Southern Grammar picks up that thread, bringing together the powerful, distinct voices of three Southern artists: Jeremy Biggers (Texas), Sam Lao (Virginia), and Jo Baskerville (North Carolina). Each brings a unique visual language informed by place, memory, and lived experience—offering new narratives rooted in the Black Southern diaspora.
Curator and artist Clarence Heyward reflects, “The South has always had something to say,” and in this exhibition, that truth resounds across mediums. From Biggers’ hyperreal portraits to Lao’s joyfully textured tufted works and Baskerville’s evocative black-and-white silhouettes, these artists don’t just tell stories—they reshape them.

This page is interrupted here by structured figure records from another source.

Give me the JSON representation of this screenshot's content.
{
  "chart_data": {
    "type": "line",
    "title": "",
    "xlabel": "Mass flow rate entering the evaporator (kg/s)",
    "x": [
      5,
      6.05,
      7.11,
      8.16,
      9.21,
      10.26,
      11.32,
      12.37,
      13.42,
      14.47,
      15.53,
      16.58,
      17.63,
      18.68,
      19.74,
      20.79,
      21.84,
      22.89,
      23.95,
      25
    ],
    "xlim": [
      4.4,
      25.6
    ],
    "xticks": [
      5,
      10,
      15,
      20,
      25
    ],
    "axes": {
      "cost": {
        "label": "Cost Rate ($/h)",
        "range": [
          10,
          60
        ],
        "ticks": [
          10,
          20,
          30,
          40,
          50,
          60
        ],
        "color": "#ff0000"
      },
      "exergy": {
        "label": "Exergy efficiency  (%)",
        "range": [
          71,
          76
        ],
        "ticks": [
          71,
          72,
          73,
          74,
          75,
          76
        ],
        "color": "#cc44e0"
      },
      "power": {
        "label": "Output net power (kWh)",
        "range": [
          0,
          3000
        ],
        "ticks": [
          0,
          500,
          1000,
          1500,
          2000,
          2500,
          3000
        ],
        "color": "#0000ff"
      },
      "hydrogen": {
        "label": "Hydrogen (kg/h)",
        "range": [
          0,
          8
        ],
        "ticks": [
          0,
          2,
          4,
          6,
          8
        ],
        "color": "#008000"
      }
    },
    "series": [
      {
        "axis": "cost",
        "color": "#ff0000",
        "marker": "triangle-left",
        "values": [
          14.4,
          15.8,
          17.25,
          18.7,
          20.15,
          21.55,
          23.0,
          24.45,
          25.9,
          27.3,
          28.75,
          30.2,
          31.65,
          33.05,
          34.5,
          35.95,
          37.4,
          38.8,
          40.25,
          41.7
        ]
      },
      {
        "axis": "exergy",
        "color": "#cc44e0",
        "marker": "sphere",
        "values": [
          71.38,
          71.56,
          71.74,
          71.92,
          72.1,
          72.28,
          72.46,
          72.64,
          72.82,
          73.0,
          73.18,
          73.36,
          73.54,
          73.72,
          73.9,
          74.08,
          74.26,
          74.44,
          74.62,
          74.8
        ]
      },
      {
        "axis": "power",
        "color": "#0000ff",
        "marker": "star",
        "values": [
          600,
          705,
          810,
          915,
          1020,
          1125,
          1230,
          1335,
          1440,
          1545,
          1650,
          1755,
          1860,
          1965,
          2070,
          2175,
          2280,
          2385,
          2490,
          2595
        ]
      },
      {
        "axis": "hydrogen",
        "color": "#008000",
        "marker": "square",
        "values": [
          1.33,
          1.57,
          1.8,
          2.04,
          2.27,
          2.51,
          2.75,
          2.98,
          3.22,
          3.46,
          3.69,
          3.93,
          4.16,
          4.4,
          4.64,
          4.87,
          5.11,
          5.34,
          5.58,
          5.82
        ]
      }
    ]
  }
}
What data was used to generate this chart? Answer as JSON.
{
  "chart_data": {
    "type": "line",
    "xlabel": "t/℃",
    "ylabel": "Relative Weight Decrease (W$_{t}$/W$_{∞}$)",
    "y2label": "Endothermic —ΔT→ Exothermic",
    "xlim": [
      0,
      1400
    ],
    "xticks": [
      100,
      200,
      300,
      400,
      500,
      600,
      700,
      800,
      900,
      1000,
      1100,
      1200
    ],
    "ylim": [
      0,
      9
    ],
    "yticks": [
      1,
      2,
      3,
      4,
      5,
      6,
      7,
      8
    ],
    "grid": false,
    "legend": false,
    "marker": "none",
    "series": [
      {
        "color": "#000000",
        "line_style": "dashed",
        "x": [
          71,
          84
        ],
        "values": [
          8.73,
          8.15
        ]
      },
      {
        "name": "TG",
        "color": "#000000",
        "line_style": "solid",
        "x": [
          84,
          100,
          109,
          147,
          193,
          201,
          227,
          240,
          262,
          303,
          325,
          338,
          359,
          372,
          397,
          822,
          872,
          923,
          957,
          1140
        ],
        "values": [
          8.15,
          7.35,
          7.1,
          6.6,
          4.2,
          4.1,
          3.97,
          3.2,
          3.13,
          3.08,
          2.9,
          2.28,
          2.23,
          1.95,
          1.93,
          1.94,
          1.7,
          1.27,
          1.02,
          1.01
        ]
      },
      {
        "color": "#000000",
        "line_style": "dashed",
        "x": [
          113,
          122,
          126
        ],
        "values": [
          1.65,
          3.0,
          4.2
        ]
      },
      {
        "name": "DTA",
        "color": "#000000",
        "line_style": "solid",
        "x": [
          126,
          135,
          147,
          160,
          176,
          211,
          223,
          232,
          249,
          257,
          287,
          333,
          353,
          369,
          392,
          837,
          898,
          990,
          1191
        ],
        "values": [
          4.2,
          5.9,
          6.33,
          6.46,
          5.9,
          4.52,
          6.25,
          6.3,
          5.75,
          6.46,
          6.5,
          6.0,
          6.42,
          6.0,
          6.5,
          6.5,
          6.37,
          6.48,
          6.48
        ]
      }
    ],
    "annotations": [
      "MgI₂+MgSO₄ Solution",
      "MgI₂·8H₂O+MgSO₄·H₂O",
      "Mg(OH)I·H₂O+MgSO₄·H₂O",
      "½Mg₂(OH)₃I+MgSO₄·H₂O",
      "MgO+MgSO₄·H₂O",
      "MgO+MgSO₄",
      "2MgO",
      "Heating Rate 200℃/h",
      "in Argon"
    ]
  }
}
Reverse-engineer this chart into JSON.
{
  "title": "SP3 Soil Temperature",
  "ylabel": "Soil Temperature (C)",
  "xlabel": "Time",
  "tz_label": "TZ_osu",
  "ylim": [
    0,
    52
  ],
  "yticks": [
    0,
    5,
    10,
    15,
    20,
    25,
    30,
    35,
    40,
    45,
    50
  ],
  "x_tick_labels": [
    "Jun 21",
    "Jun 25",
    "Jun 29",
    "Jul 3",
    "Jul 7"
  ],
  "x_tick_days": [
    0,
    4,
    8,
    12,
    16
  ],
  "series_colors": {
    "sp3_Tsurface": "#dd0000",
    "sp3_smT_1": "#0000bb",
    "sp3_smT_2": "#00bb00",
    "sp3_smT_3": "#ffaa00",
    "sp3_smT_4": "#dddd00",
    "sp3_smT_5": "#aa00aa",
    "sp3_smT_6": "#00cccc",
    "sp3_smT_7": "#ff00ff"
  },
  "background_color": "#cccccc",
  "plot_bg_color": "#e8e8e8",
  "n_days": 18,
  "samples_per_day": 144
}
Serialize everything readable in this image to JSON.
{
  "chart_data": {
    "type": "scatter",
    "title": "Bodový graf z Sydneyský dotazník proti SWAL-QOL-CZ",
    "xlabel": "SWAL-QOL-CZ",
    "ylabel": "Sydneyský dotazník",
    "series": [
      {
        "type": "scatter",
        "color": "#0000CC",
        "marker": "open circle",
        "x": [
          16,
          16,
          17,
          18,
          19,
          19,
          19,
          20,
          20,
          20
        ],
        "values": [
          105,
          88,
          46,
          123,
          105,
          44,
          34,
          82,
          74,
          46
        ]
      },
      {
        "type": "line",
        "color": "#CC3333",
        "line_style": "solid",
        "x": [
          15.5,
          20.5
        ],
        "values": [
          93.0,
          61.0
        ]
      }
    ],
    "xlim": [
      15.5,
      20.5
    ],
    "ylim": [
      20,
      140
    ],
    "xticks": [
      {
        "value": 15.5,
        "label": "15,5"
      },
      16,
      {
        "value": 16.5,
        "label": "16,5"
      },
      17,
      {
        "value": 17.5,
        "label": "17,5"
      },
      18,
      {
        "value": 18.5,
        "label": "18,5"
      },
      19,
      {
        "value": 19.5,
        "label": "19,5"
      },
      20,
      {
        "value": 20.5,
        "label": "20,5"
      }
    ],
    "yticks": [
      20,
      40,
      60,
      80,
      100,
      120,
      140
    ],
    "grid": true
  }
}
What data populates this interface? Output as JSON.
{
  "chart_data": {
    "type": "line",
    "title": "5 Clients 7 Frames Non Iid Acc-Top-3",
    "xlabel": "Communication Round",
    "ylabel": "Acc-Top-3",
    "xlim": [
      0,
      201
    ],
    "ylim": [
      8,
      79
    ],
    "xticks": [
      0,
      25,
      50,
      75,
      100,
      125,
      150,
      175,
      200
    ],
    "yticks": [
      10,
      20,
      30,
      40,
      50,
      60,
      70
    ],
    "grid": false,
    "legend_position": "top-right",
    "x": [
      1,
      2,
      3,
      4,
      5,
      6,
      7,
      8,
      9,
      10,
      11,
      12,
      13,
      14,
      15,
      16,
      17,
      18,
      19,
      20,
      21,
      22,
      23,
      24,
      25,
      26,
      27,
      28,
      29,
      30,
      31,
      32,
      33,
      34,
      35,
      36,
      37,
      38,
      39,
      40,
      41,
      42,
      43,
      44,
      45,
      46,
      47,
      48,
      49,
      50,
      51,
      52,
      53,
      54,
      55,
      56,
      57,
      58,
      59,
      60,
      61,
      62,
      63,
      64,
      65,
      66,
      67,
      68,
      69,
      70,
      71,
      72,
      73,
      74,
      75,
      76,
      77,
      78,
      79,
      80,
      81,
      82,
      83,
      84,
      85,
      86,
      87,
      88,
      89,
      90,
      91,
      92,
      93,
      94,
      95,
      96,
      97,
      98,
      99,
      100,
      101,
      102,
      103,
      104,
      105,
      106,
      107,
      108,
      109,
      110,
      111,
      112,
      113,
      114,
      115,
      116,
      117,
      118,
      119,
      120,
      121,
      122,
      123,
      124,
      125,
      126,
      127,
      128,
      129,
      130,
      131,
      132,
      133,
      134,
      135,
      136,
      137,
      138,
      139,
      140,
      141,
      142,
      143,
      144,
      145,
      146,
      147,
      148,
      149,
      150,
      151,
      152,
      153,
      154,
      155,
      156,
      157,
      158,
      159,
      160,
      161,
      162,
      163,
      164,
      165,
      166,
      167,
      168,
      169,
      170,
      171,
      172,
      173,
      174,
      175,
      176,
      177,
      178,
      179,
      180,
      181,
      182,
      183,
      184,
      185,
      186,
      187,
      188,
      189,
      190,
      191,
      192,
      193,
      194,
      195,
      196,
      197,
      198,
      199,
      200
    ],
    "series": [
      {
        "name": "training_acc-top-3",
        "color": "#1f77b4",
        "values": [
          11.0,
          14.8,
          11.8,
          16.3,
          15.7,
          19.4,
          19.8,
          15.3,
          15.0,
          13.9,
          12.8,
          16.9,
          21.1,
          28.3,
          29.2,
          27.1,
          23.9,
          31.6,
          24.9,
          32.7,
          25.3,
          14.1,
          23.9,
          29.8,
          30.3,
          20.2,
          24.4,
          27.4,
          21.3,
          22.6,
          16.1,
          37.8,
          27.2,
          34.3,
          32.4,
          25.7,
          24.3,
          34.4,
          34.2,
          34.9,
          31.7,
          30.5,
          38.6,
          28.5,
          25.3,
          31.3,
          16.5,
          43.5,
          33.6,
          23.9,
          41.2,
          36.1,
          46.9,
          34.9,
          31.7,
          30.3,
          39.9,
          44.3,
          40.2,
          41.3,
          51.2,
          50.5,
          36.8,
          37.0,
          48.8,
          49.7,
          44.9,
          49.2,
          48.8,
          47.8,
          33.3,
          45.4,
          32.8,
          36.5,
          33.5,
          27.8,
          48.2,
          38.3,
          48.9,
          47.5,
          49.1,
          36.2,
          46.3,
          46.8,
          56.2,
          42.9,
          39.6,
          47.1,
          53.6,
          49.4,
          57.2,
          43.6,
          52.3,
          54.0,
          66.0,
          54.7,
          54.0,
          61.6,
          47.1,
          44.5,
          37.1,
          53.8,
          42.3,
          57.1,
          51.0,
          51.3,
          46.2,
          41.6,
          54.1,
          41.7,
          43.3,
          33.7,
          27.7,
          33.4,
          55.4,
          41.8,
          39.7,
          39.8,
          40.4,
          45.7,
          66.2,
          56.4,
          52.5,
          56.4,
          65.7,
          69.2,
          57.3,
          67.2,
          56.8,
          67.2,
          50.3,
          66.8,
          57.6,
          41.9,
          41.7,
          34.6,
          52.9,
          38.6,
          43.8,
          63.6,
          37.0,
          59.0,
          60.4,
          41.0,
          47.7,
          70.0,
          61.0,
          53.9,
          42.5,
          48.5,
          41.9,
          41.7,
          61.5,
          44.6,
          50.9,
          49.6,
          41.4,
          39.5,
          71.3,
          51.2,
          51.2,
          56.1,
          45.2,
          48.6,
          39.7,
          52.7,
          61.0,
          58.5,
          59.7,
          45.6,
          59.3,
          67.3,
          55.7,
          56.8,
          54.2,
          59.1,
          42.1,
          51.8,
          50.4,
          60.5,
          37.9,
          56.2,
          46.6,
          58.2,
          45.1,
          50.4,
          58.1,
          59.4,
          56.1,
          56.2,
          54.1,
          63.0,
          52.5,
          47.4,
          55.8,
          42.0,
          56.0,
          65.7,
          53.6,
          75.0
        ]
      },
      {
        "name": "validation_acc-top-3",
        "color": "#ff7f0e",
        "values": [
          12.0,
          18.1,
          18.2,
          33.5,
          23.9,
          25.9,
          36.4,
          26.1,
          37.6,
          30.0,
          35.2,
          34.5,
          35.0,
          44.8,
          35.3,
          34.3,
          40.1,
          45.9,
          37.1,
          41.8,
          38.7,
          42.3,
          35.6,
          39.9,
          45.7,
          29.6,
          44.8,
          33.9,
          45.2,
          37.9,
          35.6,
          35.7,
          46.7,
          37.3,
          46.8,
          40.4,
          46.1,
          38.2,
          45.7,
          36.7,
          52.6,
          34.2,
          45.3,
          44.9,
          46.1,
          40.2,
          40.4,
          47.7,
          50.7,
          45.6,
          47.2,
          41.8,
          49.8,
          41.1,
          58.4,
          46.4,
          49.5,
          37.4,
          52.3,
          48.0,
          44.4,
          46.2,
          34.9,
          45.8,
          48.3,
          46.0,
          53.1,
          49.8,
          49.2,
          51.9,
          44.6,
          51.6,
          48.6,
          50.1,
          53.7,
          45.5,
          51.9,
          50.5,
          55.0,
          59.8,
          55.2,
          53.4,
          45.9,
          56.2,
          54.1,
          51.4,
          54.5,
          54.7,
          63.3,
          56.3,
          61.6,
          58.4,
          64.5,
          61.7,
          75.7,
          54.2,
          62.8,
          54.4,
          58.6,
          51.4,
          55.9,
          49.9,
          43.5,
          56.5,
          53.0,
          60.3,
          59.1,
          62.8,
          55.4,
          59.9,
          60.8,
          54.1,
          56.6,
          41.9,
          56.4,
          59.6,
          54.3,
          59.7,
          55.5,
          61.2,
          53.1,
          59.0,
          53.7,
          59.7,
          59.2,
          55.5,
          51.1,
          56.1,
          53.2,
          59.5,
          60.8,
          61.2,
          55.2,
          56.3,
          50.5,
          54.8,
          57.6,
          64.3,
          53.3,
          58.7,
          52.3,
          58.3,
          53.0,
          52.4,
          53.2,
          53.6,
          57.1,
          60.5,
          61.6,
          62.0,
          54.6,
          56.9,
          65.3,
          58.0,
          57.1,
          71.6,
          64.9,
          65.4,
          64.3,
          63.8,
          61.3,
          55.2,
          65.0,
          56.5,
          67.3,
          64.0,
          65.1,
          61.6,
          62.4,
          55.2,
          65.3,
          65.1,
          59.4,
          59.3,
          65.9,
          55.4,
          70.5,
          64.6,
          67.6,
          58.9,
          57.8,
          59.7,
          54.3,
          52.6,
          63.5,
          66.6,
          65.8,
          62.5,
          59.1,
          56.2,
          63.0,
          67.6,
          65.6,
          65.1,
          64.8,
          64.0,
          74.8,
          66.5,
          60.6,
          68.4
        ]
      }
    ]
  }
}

Their work is united by a common urgency: to preserve, uplift, and evolve the South’s rich tradition of storytelling.
With reverence and rebellion, they challenge conventional histories and carve space for voices too often left out of the canon. Southern Grammar is both homage and assertion—proof that Southern expression is not monolithic, but expansive, dynamic, and deeply necessary in today’s cultural conversation.